Just a few weeks after being awarded the prestigious 2012 Critics’ Circle National Dance Awards for Best Independent Company, Ballet Black has paid its annual visit to the Royal Opera House’s Linbury Studio, presenting four new ballets that confirm the strong commitment of the company to original works. The persistent commission of new choreography by both novice and established choreographers has become a symbol of Ballet Black’s identity and the bill in the Linbury Studio was a fascinating instance of this laudable policy.

Dopamine (you make my levels go silly); choreographer Ludovic Ondiviela; dancers Sayaka Ichikawa and © Bill Cooper
Dopamine (you make my levels go silly); choreographer Ludovic Ondiviela; dancers Sayaka Ichikawa and
© Bill Cooper

The first piece of the evening was Egal by Robert Binet, The Royal Ballet’s Choreographic Apprentice. It explores the possible outcomes of a co-operative endeavour between two equal partners, emphasising the physical strength of the dancers. It is framed by appealing, futuristic music which possesses a melancholic tinge that matches the enquiring mode of the choreography. The duet is demanding and the two dancers of this performance, Cira Robinson and Jacob Wye, performed the fast spins, generous jumps and energetic supports with a solid conviction.

Dopamine (you make my levels go silly) by The Royal Ballet’s First Artist Ludovic Ondiviela is a less abstract and more expressive ballet. Surrounded by warm and at times exuberant music by Fabio D’Andrea, it also investigates the intricacies of a relationship, but focuses on sensuality and desire rather than camaraderie. The lighting effects suggest a shadowy interior where a couple can find tender intimacy. The choreography plays with pace, since slow-motion steps are followed by sudden bursts of movement. The two performers of the duet deservedly drew enthusiastic applause. Sayaka Ichikawa shone in her role as a delighted woman responding to her lover’s caresses while Jazmon Voss, colder and less affectionate, was her attentive and committed partner.

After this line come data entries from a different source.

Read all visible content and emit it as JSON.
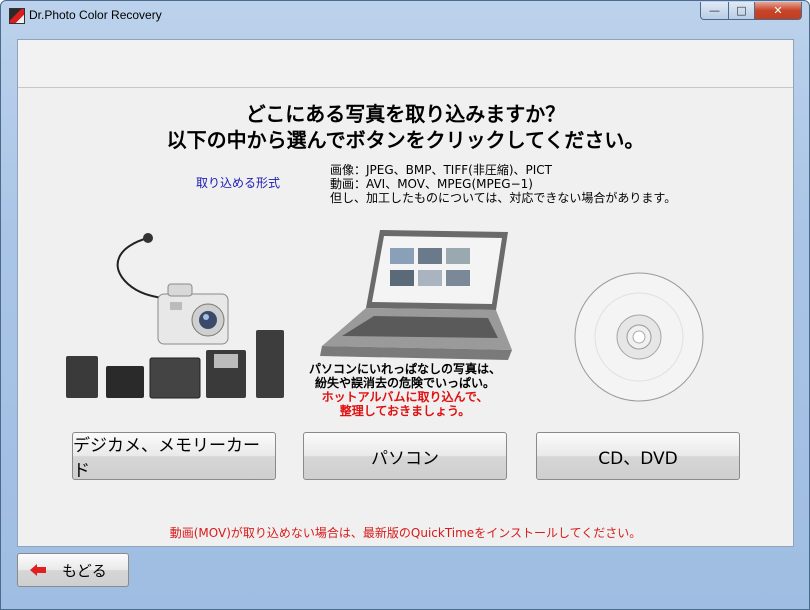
{
  "window": {
    "title": "Dr.Photo Color Recovery",
    "min_glyph": "—",
    "max_glyph": "□",
    "close_glyph": "✕"
  },
  "heading": {
    "line1": "どこにある写真を取り込みますか？",
    "line2": "以下の中から選んでボタンをクリックしてください。"
  },
  "formats": {
    "label": "取り込める形式",
    "image": "画像：JPEG、BMP、TIFF(非圧縮)、PICT",
    "video": "動画：AVI、MOV、MPEG(MPEG−1)",
    "note": "但し、加工したものについては、対応できない場合があります。"
  },
  "pc_message": {
    "line1": "パソコンにいれっぱなしの写真は、",
    "line2": "紛失や誤消去の危険でいっぱい。",
    "line3": "ホットアルバムに取り込んで、",
    "line4": "整理しておきましょう。"
  },
  "buttons": {
    "camera": "デジカメ、メモリーカード",
    "pc": "パソコン",
    "cd": "CD、DVD",
    "back": "もどる"
  },
  "notice": "動画(MOV)が取り込めない場合は、最新版のQuickTimeをインストールしてください。",
  "icons": [
    "camera-icon",
    "memory-card-icon",
    "laptop-icon",
    "cd-disc-icon",
    "back-arrow-icon"
  ],
  "colors": {
    "alert_red": "#e01010",
    "link_blue": "#1a1ab4",
    "titlebar": "#bcd2ec"
  }
}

Music plays an important role in Javier de Frutos’ The One Played Twice. The six a cappella songs by the Sounds of Aloha Chorus flood the production with a Hawaiian flavour that the renowned choreographer uses to his advantage. The lyrics inspire the motifs of the choreography whereas the musical mood is allowed to permeate the movement. Paradoxically, the commanding presence of the music is more evident when it is absent. During the linking passages between songs, the dancers keep on dancing despite the silence. By contrast, the arrival of a new song and, with it, of a new theme and a new mood, is stressed by some moments of stillness while the first notes of the tune are heard. This device of temporary dissociation of music and dance highlights the perfect communion between them during the rest of the piece. The two couples in the ballet, José Alves and Kanika Carr, and Damien Johnson and Sarah Kundi, demonstrated good interpretative skills, as they extracted character and personality from the brief abstract roles hinted by the music.

Unlike the preceding numbers, the last ballet in the programme was narrative. War Letters, by the dancer and choreographer Christopher Marney (familiar to audiences for his principal roles in Matthew Bourne’s New Adventures), is inspired by a collection of personal letters discovered on a battlefield during the Second World War. Relying in characterization and episodic events rather than in the delineation of a clear narrative line, it is a reflection of the emotional impact that the war made, both on the soldiers who left for the front and on the women who stayed at home, waiting for their return. The score combines the seriousness and charged emotion of two suites by Dmitri Shostakovich with two easy-listening songs by Glenn Miller. Used for the happy interludes where soldiers on leave visit a dance hall, the latter provide the most moving moments in the ballet. Marney’s choreography becomes poignantly intense in these fragments where the soldiers’ yearning for life is depicted through a seize-the-moment dance. Consciousness of immediate contact with death overshadows and, at the same time, strengthens the joy of these gay steps. The thin line between life and death is so vividly evoked that the suffering of these brave soldiers and their patient girls feels close and real in the audience. With the whole company on stage, War Letters put an emotive end to Ballet Black’s successful evening at the Linbury.